Monetization Faces Three Threats: Competition, Open-Source, and China
The first threat is commoditization. If every model gets “good enough,” pricing power vanishes. Developers will choose the cheapest or fastest option. And for many tasks, they already are.
The second is open-source. Llama, Mistral, and DeepSeek are leveling the playing field. While closed models dominate enterprise and consumer usage today, open models are making rapid gains—especially in developer ecosystems and sovereign deployments.
The third is geopolitical. China is scaling its own AI ecosystem—top apps, closed infrastructure, and national alignment. ChatGPT dominates globally, but not in China, where homegrown players like ERNIE and Kimi lead. AI isn’t just a tech race—it’s a geopolitical one. Chips, data centers, and foundation models are now pillars of national strategy.
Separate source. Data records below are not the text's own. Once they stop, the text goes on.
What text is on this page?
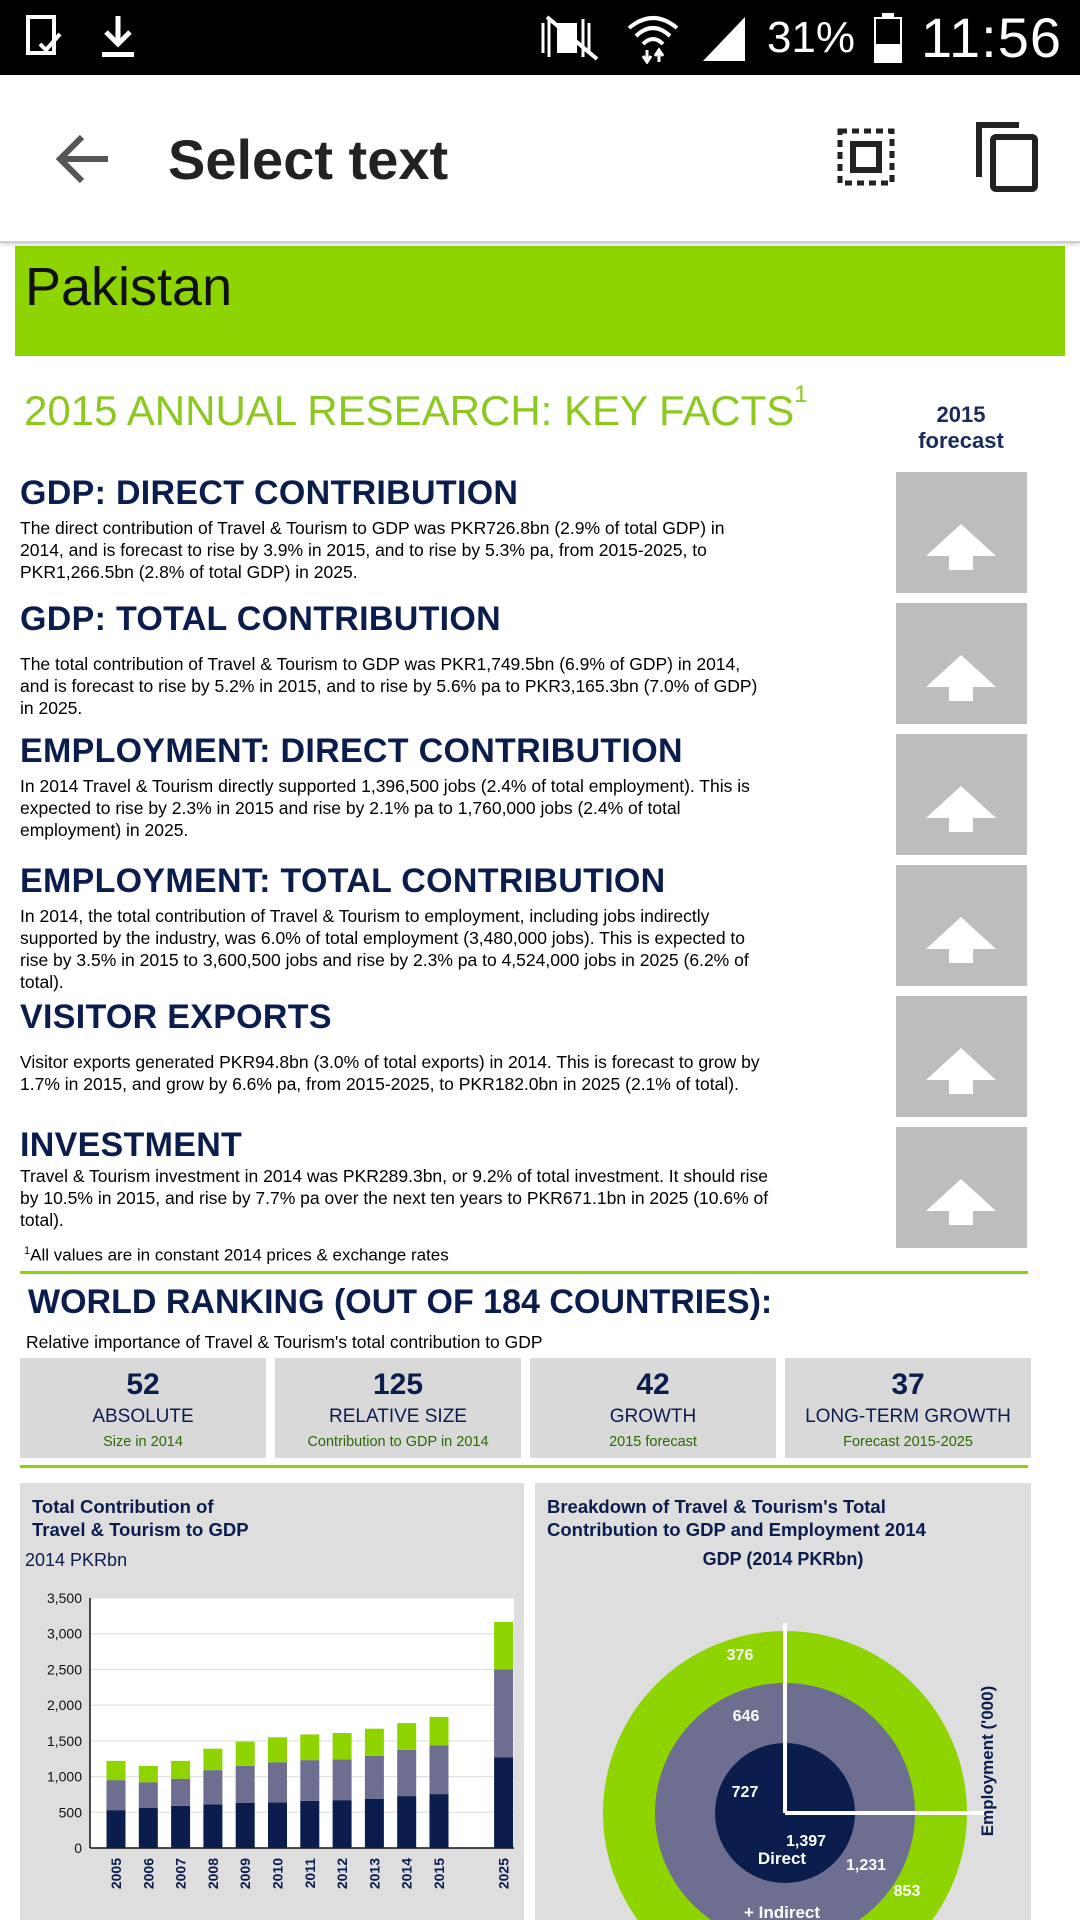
31% 11:56
Select text
Pakistan
2015 ANNUAL RESEARCH: KEY FACTS$^1$
2015
forecast
GDP: DIRECT CONTRIBUTION
The direct contribution of Travel & Tourism to GDP was PKR726.8bn (2.9% of total GDP) in
2014, and is forecast to rise by 3.9% in 2015, and to rise by 5.3% pa, from 2015-2025, to
PKR1,266.5bn (2.8% of total GDP) in 2025.
GDP: TOTAL CONTRIBUTION
The total contribution of Travel & Tourism to GDP was PKR1,749.5bn (6.9% of GDP) in 2014,
and is forecast to rise by 5.2% in 2015, and to rise by 5.6% pa to PKR3,165.3bn (7.0% of GDP)
in 2025.
EMPLOYMENT: DIRECT CONTRIBUTION
In 2014 Travel & Tourism directly supported 1,396,500 jobs (2.4% of total employment). This is
expected to rise by 2.3% in 2015 and rise by 2.1% pa to 1,760,000 jobs (2.4% of total
employment) in 2025.
EMPLOYMENT: TOTAL CONTRIBUTION
In 2014, the total contribution of Travel & Tourism to employment, including jobs indirectly
supported by the industry, was 6.0% of total employment (3,480,000 jobs). This is expected to
rise by 3.5% in 2015 to 3,600,500 jobs and rise by 2.3% pa to 4,524,000 jobs in 2025 (6.2% of
total).
VISITOR EXPORTS
Visitor exports generated PKR94.8bn (3.0% of total exports) in 2014. This is forecast to grow by
1.7% in 2015, and grow by 6.6% pa, from 2015-2025, to PKR182.0bn in 2025 (2.1% of total).
INVESTMENT
Travel & Tourism investment in 2014 was PKR289.3bn, or 9.2% of total investment. It should rise
by 10.5% in 2015, and rise by 7.7% pa over the next ten years to PKR671.1bn in 2025 (10.6% of
total).
$^1$All values are in constant 2014 prices & exchange rates
WORLD RANKING (OUT OF 184 COUNTRIES):
Relative importance of Travel & Tourism's total contribution to GDP
52
ABSOLUTE
Size in 2014
125
RELATIVE SIZE
Contribution to GDP in 2014
42
GROWTH
2015 forecast
37
LONG-TERM GROWTH
Forecast 2015-2025
Total Contribution of
Travel & Tourism to GDP
2014 PKRbn
0
500
1,000
1,500
2,000
2,500
3,000
3,500
2005 2006 2007 2008 2009 2010 2011 2012 2013 2014 2015	2025
Breakdown of Travel & Tourism's Total
Contribution to GDP and Employment 2014
GDP (2014 PKRbn)
376
646
727
1,397
1,231
853
Direct
+ Indirect
Employment ('000)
AI in the Physical World Is Scaling Just as Fast
We often focus on chatbots and copilots, but the real frontier might be kinetic. AI is now embedded in physical systems: drones, tractors, defense networks. Companies like Anduril are deploying autonomous edge intelligence. Carbon Robotics is using vision models to replace herbicides in farming.
The shift is profound. What used to be a static capital asset—a drone, a sensor, a car—is now a software endpoint. AI turns machinery into software with velocity and intelligence. The real-world ramifications go far beyond pixels.
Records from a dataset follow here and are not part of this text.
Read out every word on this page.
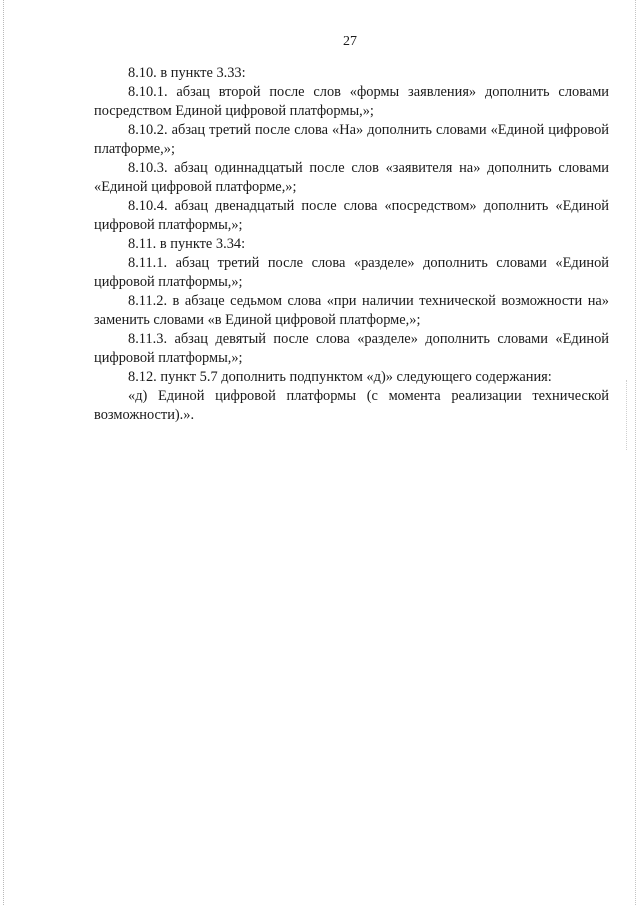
27

8.10. в пункте 3.33:

8.10.1. абзац второй после слов «формы заявления» дополнить словами посредством Единой цифровой платформы,»;

8.10.2. абзац третий после слова «На» дополнить словами «Единой цифровой платформе,»;

8.10.3. абзац одиннадцатый после слов «заявителя на» дополнить словами «Единой цифровой платформе,»;

8.10.4. абзац двенадцатый после слова «посредством» дополнить «Единой цифровой платформы,»;

8.11. в пункте 3.34:

8.11.1. абзац третий после слова «разделе» дополнить словами «Единой цифровой платформы,»;

8.11.2. в абзаце седьмом слова «при наличии технической возможности на» заменить словами «в Единой цифровой платформе,»;

8.11.3. абзац девятый после слова «разделе» дополнить словами «Единой цифровой платформы,»;

8.12. пункт 5.7 дополнить подпунктом «д)» следующего содержания:

«д) Единой цифровой платформы (с момента реализации технической возможности).».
Global Internet Growth—Now Powered by AI from the Start
Roughly 2.6 billion people are still offline. But that’s changing—fast. Low-orbit satellites are bringing connectivity to new corners of the globe. And when these users come online, they won’t be met with search bars or static pages. They’ll start with AI.
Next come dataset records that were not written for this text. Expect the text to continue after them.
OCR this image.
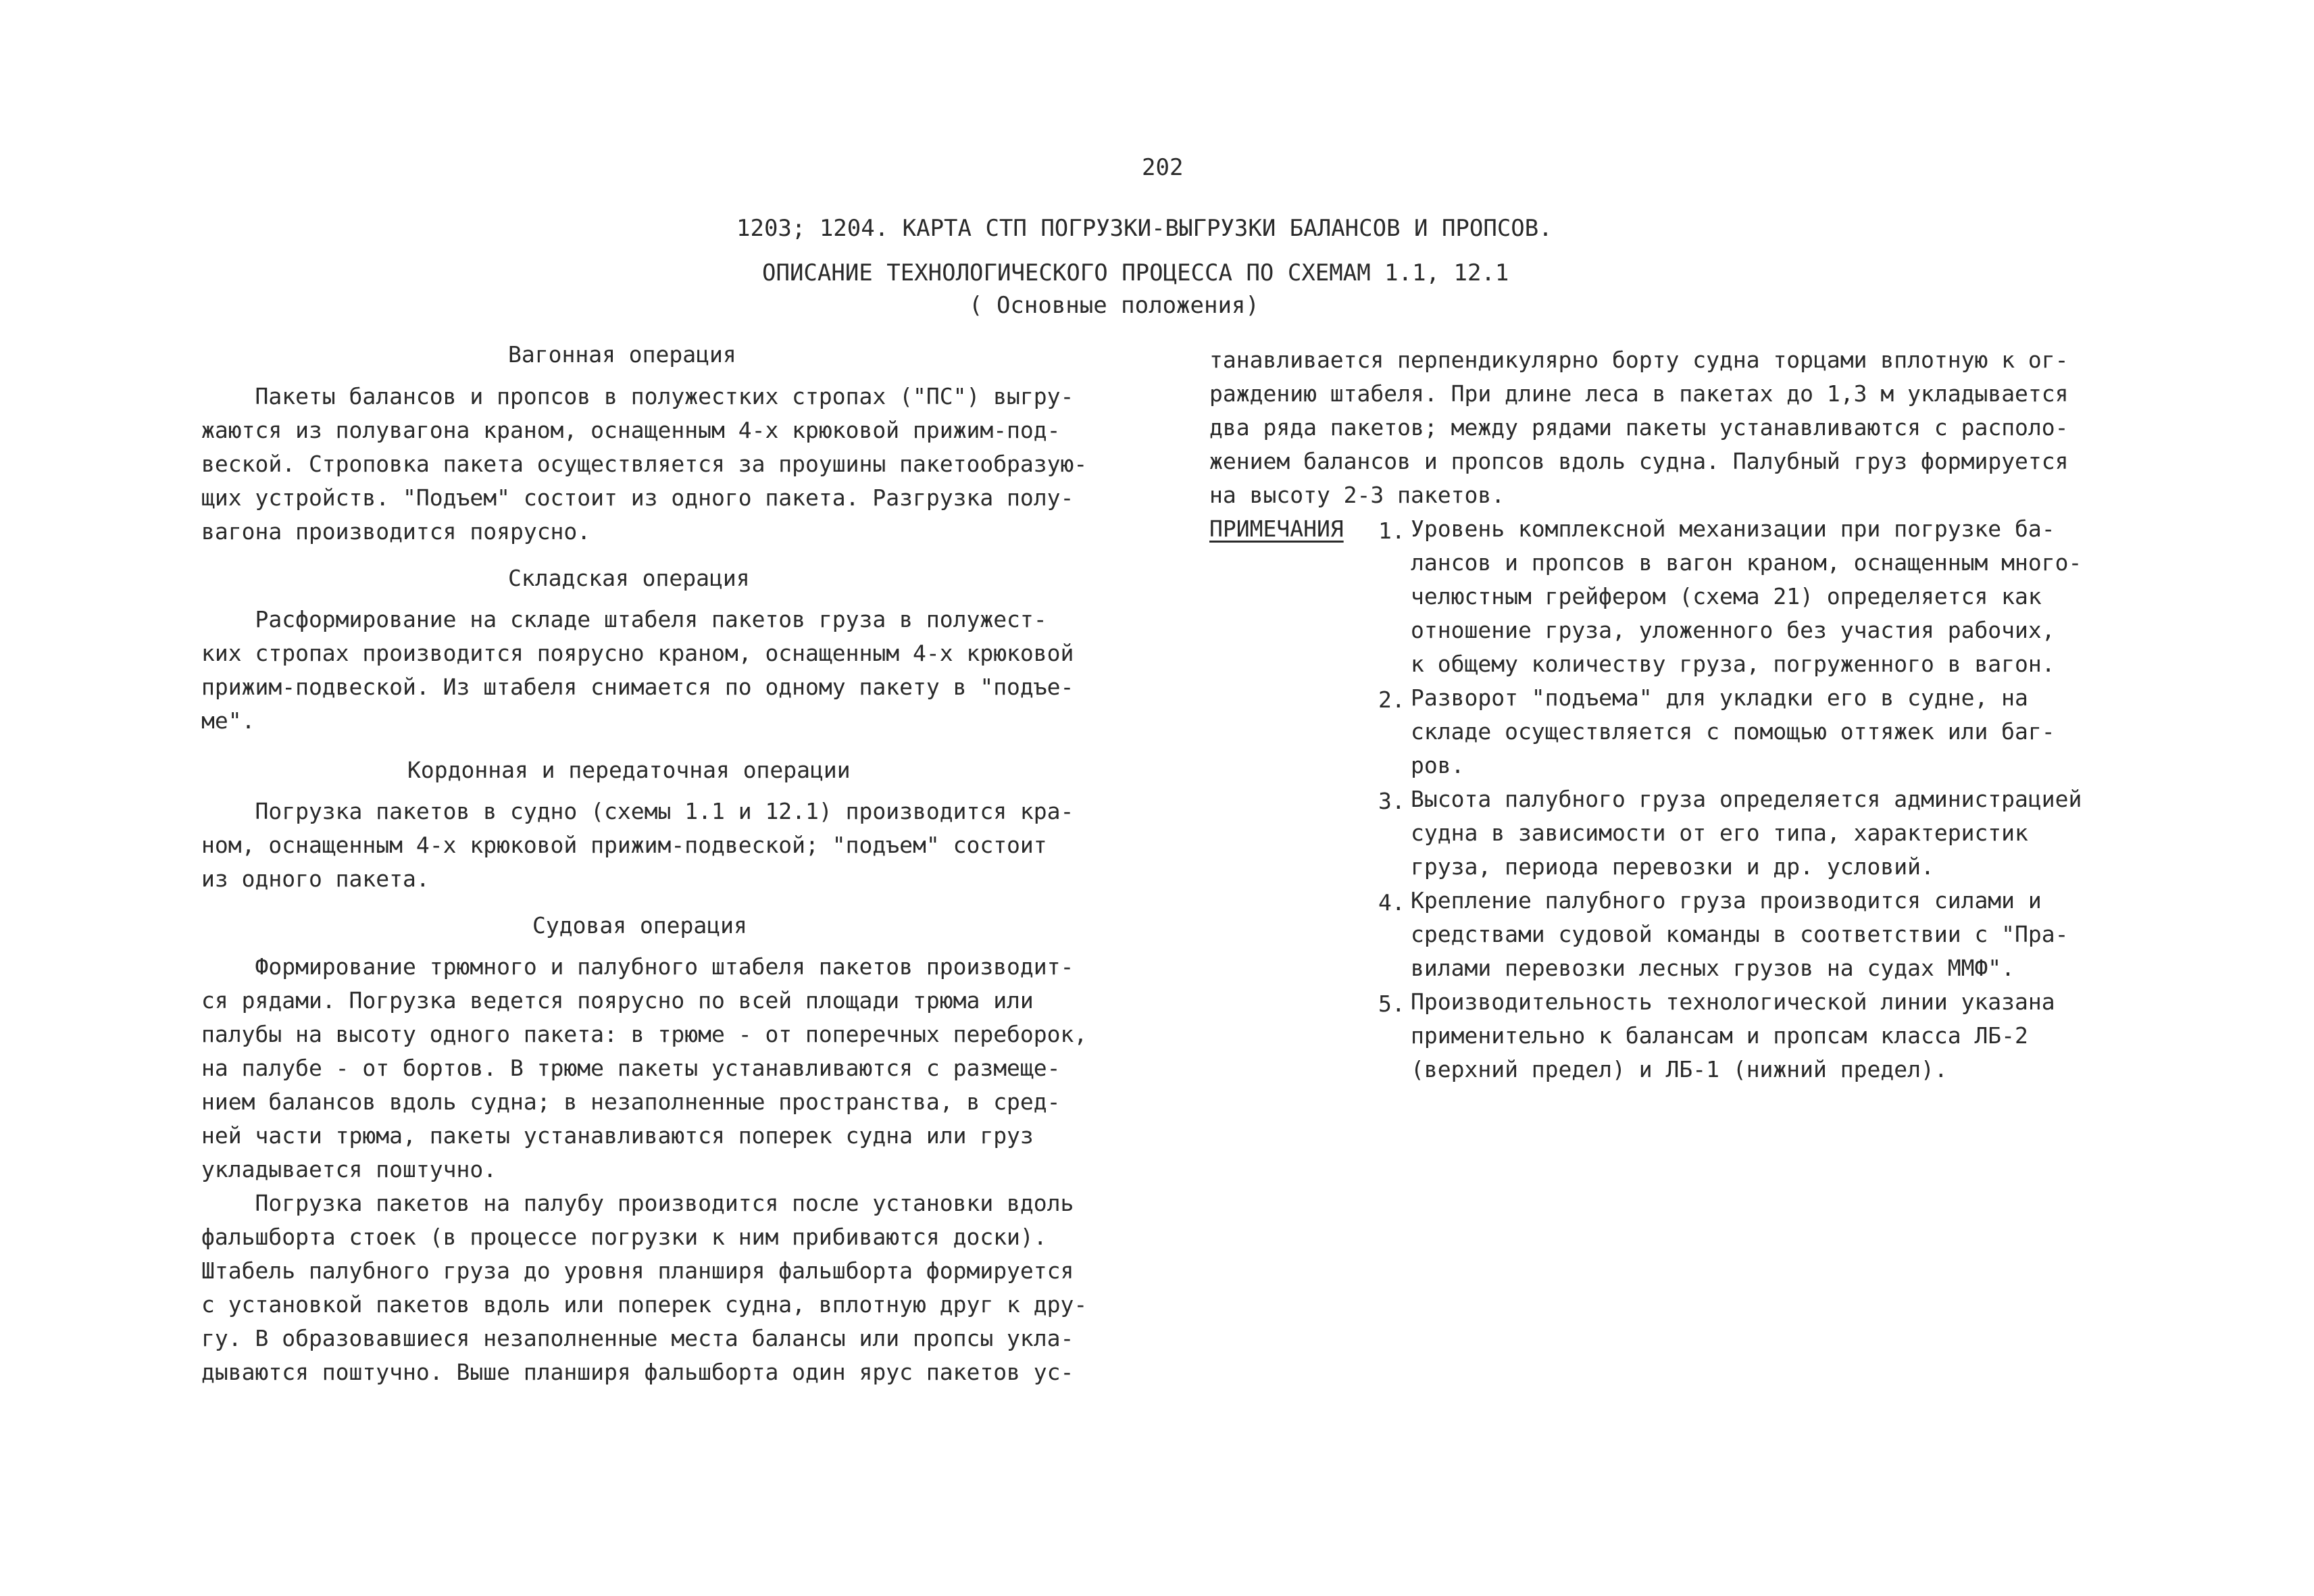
202
1203; 1204. КАРТА СТП ПОГРУЗКИ-ВЫГРУЗКИ БАЛАНСОВ И ПРОПСОВ.
ОПИСАНИЕ ТЕХНОЛОГИЧЕСКОГО ПРОЦЕССА ПО СХЕМАМ 1.1, 12.1
( Основные положения)
Вагонная операция
Пакеты балансов и пропсов в полужестких стропах ("ПС") выгру-
жаются из полувагона краном, оснащенным 4-х крюковой прижим-под-
веской. Строповка пакета осуществляется за проушины пакетообразую-
щих устройств. "Подъем" состоит из одного пакета. Разгрузка полу-
вагона производится поярусно.
Складская операция
Расформирование на складе штабеля пакетов груза в полужест-
ких стропах производится поярусно краном, оснащенным 4-х крюковой
прижим-подвеской. Из штабеля снимается по одному пакету в "подъе-
ме".
Кордонная и передаточная операции
Погрузка пакетов в судно (схемы 1.1 и 12.1) производится кра-
ном, оснащенным 4-х крюковой прижим-подвеской; "подъем" состоит
из одного пакета.
Судовая операция
Формирование трюмного и палубного штабеля пакетов производит-
ся рядами. Погрузка ведется поярусно по всей площади трюма или
палубы на высоту одного пакета: в трюме - от поперечных переборок,
на палубе - от бортов. В трюме пакеты устанавливаются с размеще-
нием балансов вдоль судна; в незаполненные пространства, в сред-
ней части трюма, пакеты устанавливаются поперек судна или груз
укладывается поштучно.
Погрузка пакетов на палубу производится после установки вдоль
фальшборта стоек (в процессе погрузки к ним прибиваются доски).
Штабель палубного груза до уровня планширя фальшборта формируется
с установкой пакетов вдоль или поперек судна, вплотную друг к дру-
гу. В образовавшиеся незаполненные места балансы или пропсы укла-
дываются поштучно. Выше планширя фальшборта один ярус пакетов ус-
танавливается перпендикулярно борту судна торцами вплотную к ог-
раждению штабеля. При длине леса в пакетах до 1,3 м укладывается
два ряда пакетов; между рядами пакеты устанавливаются с располо-
жением балансов и пропсов вдоль судна. Палубный груз формируется
на высоту 2-3 пакетов.
ПРИМЕЧАНИЯ 1. Уровень комплексной механизации при погрузке ба-
лансов и пропсов в вагон краном, оснащенным много-
челюстным грейфером (схема 21) определяется как
отношение груза, уложенного без участия рабочих,
к общему количеству груза, погруженного в вагон.
2. Разворот "подъема" для укладки его в судне, на
складе осуществляется с помощью оттяжек или баг-
ров.
3. Высота палубного груза определяется администрацией
судна в зависимости от его типа, характеристик
груза, периода перевозки и др. условий.
4. Крепление палубного груза производится силами и
средствами судовой команды в соответствии с "Пра-
вилами перевозки лесных грузов на судах ММФ".
5. Производительность технологической линии указана
применительно к балансам и пропсам класса ЛБ-2
(верхний предел) и ЛБ-1 (нижний предел).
Imagine a first internet experience where the user talks to the web, in their native language, through a multimodal agent. They won’t need apps—they’ll need a single interface that understands their intent. For this cohort, the web starts with agents, not browsers. It’s a once-in-a-generation platform reset.
The Evolution of Work Is Real—and Rapid
Let’s be clear: AI won’t replace all jobs. But it will redefine what we mean by “work.” Traditional knowledge work—reading documents, making decisions, routing requests—is increasingly in AI’s core competence. The role of the human? Shifting upstream.
In this new configuration, humans will supervise, refine, and teach machines. The rise of reinforcement learning with human feedback (RLHF) is already creating new labor markets. Entire companies are forming around the idea of teaching machines how to think.
Productivity is no longer just about hours—it’s about compute. Data centers are becoming proxies for labor supply. And reflexive AI usage is now table stakes: you won’t be replaced by an AI—but by someone using it better than you.
The Genie Is Not Going Back in the Bottle
Imagine going a week without the internet. For most, it’s unthinkable—every task, transaction, and conversation now runs through the web. In a decade or two, we’ll likely say the same about AI.
What started as academic research is now embedded infrastructure. AI powers discovery in labs, efficiency in factories, and decision-making in boardrooms. It’s accessible on every mobile phone and being embedded into every interface. Tools that once required PhDs are now drag-and-drop. Agents are replacing dashboards. And inference costs are falling so fast that scale is no longer a luxury—it’s a given.
Capital is flowing just as fast. Chipmakers, hyperscalers, and nation-states are all building out the compute layer with urgency. That urgency isn’t just about economics. It’s about sovereignty, influence, and control. The U.S.–China rivalry over AI systems is no longer theoretical—it’s defining global tech posture, industrial policy, and even military planning.
Meanwhile, AI is reaching places even the web never could. Satellite internet and AI-native apps are making the next billion users not just digital-first—but AI-first. Their first interface won’t be a search bar. It’ll be a conversation.
And at work, AI is altering the unit economics of labor itself. We’re entering a world where a data center is a workforce—and where intelligence is not just a feature, but the operating system.
The genie is out. And in this new game, speed isn’t optional—it’s survival.